I’ll vent a bit on something similar that happened recently in the south korean blogging circles regarding a web-based RSS feeding service (Daum RSSNet, rss.daum.net) that benchmarked bloglines.
Something very similar to what was happening to you was done by Daum, and people complained their names were not showing up in the website, etc etc. Do you know what some bloggers suggested in a counterargument?
1) That it was actually good for them because they were getting publicity (how?)
2) That following the copyleft tradition, every single blogger on earth should let their stuff flow freely across the internet.
3) That blogs were designed to be publicly open since they had features such as trackbacks and RSS feeding, and if people didn’t like them (if they didn’t want to be widely publized at the whims of corporations) that they should move over closed, ActiveX based, fucked up private community CMS platforms.
Bastards.
Yup, I just bitched about yellow peoples’ problems in front of a white guy.
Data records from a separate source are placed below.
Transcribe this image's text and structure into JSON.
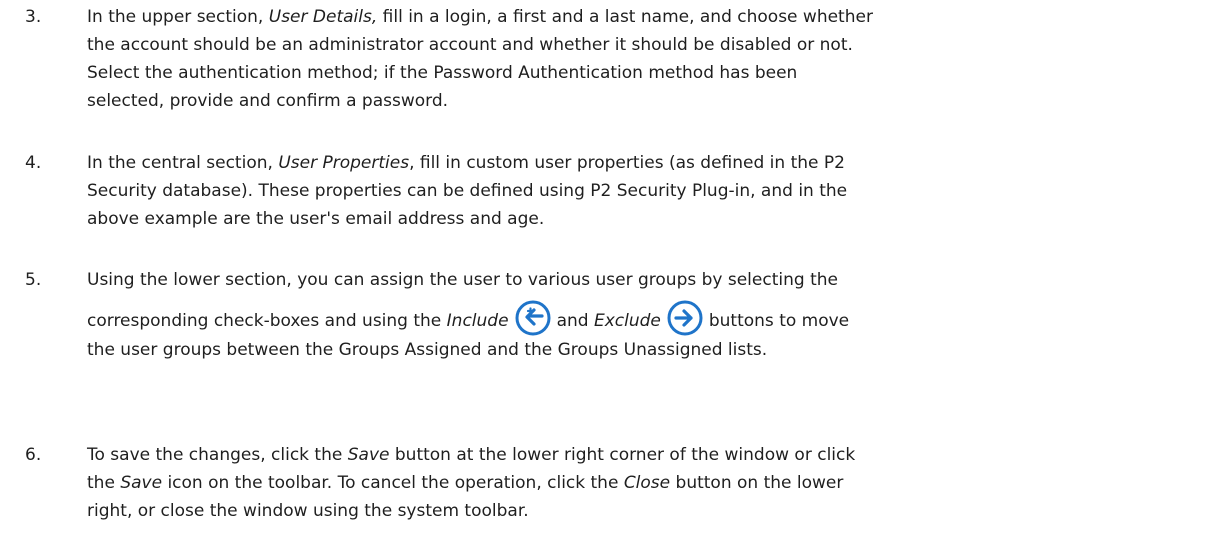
{
  "steps": [
    {
      "num": "3.",
      "lines": [
        [
          "In the upper section, ",
          "User Details,",
          " fill in a login, a first and a last name, and choose whether"
        ],
        "the account should be an administrator account and whether it should be disabled or not.",
        "Select the authentication method; if the Password Authentication method has been",
        "selected, provide and confirm a password."
      ]
    },
    {
      "num": "4.",
      "lines": [
        [
          "In the central section, ",
          "User Properties",
          ", fill in custom user properties (as defined in the P2"
        ],
        "Security database). These properties can be defined using P2 Security Plug-in, and in the",
        "above example are the user's email address and age."
      ]
    },
    {
      "num": "5.",
      "line1": "Using the lower section, you can assign the user to various user groups by selecting the",
      "line2_a": "corresponding check-boxes and using the ",
      "line2_include": "Include",
      "line2_and": "and ",
      "line2_exclude": "Exclude",
      "line2_b": "buttons to move",
      "line3": "the user groups between the Groups Assigned and the Groups Unassigned lists."
    },
    {
      "num": "6.",
      "line1_a": "To save the changes, click the ",
      "line1_save": "Save",
      "line1_b": " button at the lower right corner of the window or click",
      "line2_a": "the ",
      "line2_save": "Save",
      "line2_b": " icon on the toolbar. To cancel the operation, click the ",
      "line2_close": "Close",
      "line2_c": " button on the lower",
      "line3": "right, or close the window using the system toolbar."
    }
  ],
  "icons": {
    "include": "include-arrow-left-icon",
    "exclude": "exclude-arrow-right-icon",
    "color": "#1f74c9"
  }
}
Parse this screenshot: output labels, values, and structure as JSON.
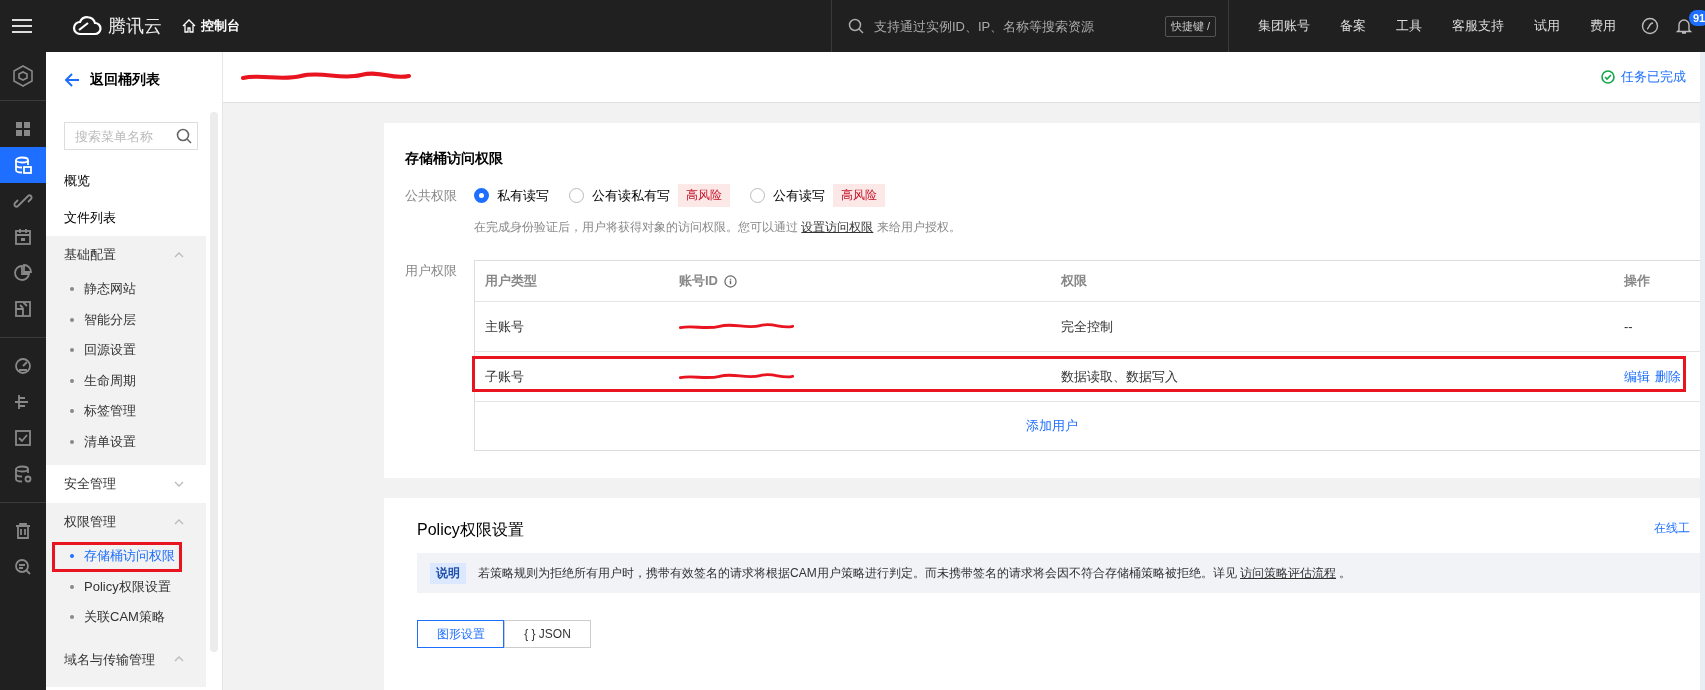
{
  "topbar": {
    "brand": "腾讯云",
    "console": "控制台",
    "search_placeholder": "支持通过实例ID、IP、名称等搜索资源",
    "shortcut": "快捷键 /",
    "links": [
      "集团账号",
      "备案",
      "工具",
      "客服支持",
      "试用",
      "费用"
    ],
    "notification_count": "91"
  },
  "rail": [
    {
      "kind": "grid",
      "selected": false
    },
    {
      "kind": "bucket",
      "selected": true
    },
    {
      "kind": "link",
      "selected": false
    },
    {
      "kind": "calendar",
      "selected": false
    },
    {
      "kind": "pie",
      "selected": false
    },
    {
      "kind": "report",
      "selected": false
    },
    {
      "kind": "gauge",
      "selected": false
    },
    {
      "kind": "tree",
      "selected": false
    },
    {
      "kind": "check",
      "selected": false
    },
    {
      "kind": "database",
      "selected": false
    },
    {
      "kind": "trash",
      "selected": false
    },
    {
      "kind": "zoom",
      "selected": false
    }
  ],
  "sidebar": {
    "back": "返回桶列表",
    "search_placeholder": "搜索菜单名称",
    "items": [
      {
        "label": "概览"
      },
      {
        "label": "文件列表"
      },
      {
        "label": "基础配置",
        "expanded": true,
        "children": [
          {
            "label": "静态网站",
            "selected": false,
            "annotated": false
          },
          {
            "label": "智能分层",
            "selected": false,
            "annotated": false
          },
          {
            "label": "回源设置",
            "selected": false,
            "annotated": false
          },
          {
            "label": "生命周期",
            "selected": false,
            "annotated": false
          },
          {
            "label": "标签管理",
            "selected": false,
            "annotated": false
          },
          {
            "label": "清单设置",
            "selected": false,
            "annotated": false
          }
        ]
      },
      {
        "label": "安全管理",
        "expanded": false
      },
      {
        "label": "权限管理",
        "expanded": true,
        "children": [
          {
            "label": "存储桶访问权限",
            "selected": true,
            "annotated": true
          },
          {
            "label": "Policy权限设置",
            "selected": false,
            "annotated": false
          },
          {
            "label": "关联CAM策略",
            "selected": false,
            "annotated": false
          }
        ]
      },
      {
        "label": "域名与传输管理",
        "expanded": true
      }
    ]
  },
  "header": {
    "status": "任务已完成"
  },
  "access_card": {
    "title": "存储桶访问权限",
    "public_label": "公共权限",
    "options": [
      {
        "label": "私有读写",
        "selected": true
      },
      {
        "label": "公有读私有写",
        "selected": false,
        "badge": "高风险"
      },
      {
        "label": "公有读写",
        "selected": false,
        "badge": "高风险"
      }
    ],
    "hint": {
      "before": "在完成身份验证后，用户将获得对象的访问权限。您可以通过 ",
      "link": "设置访问权限",
      "after": " 来给用户授权。"
    },
    "user_label": "用户权限",
    "table": {
      "columns": [
        "用户类型",
        "账号ID",
        "权限",
        "操作"
      ],
      "rows": [
        {
          "type": "主账号",
          "permission": "完全控制",
          "annotated": false,
          "actions": [
            {
              "kind": "text",
              "label": "--"
            }
          ]
        },
        {
          "type": "子账号",
          "permission": "数据读取、数据写入",
          "annotated": true,
          "actions": [
            {
              "kind": "link",
              "label": "编辑"
            },
            {
              "kind": "link",
              "label": "删除"
            }
          ]
        }
      ],
      "add_user": "添加用户"
    }
  },
  "policy_card": {
    "title": "Policy权限设置",
    "side_link": "在线工",
    "note_tag": "说明",
    "note": {
      "before": "若策略规则为拒绝所有用户时，携带有效签名的请求将根据CAM用户策略进行判定。而未携带签名的请求将会因不符合存储桶策略被拒绝。详见 ",
      "link": "访问策略评估流程",
      "after": " 。"
    },
    "tabs": [
      {
        "label": "图形设置",
        "selected": true
      },
      {
        "label": "{ } JSON",
        "selected": false
      }
    ]
  }
}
In english. Sue me.
Ok, I’m done bitching.
Now back to your case.
Credit: TechRepublic is being an ass, but doesn’t it look like the problem in the Michigan State U Boad of Trustees? I mean, Tech Republic saw it there, it was listed as authored by MSUBT, and so they gave credit. They
might not have found your version first. Didn’t they do all that was expected for fair use standards? It seems like MSUBT need to rectify whatever they did with your paper.
Login: that’s messed up. I’m not sure if that violates any existing law, though. Of course it violates common sense, but customary law doesn’t apply intranational, or?
Public domain: I just don’t get it that TechRepublic calls your paper a “white paper” and that “they are publicly available on the internet” for the sole fact that your paper is avaliable at YOUR website. There should be a
semantic difference between the POSSIBILITY of going public and the FACT of being public, the two of them being usually linked together, but not necessarily requiring each other.
So your papaer is factualy public, but that doesn’t necessarily imply you are giving it free rein (in particular, to be used for commercial or pseudocommercial purposes) in terms of distribution. Some people confuse the two. Some people, blatantly disregard the difference and question back, “what’s wrong with what I did?”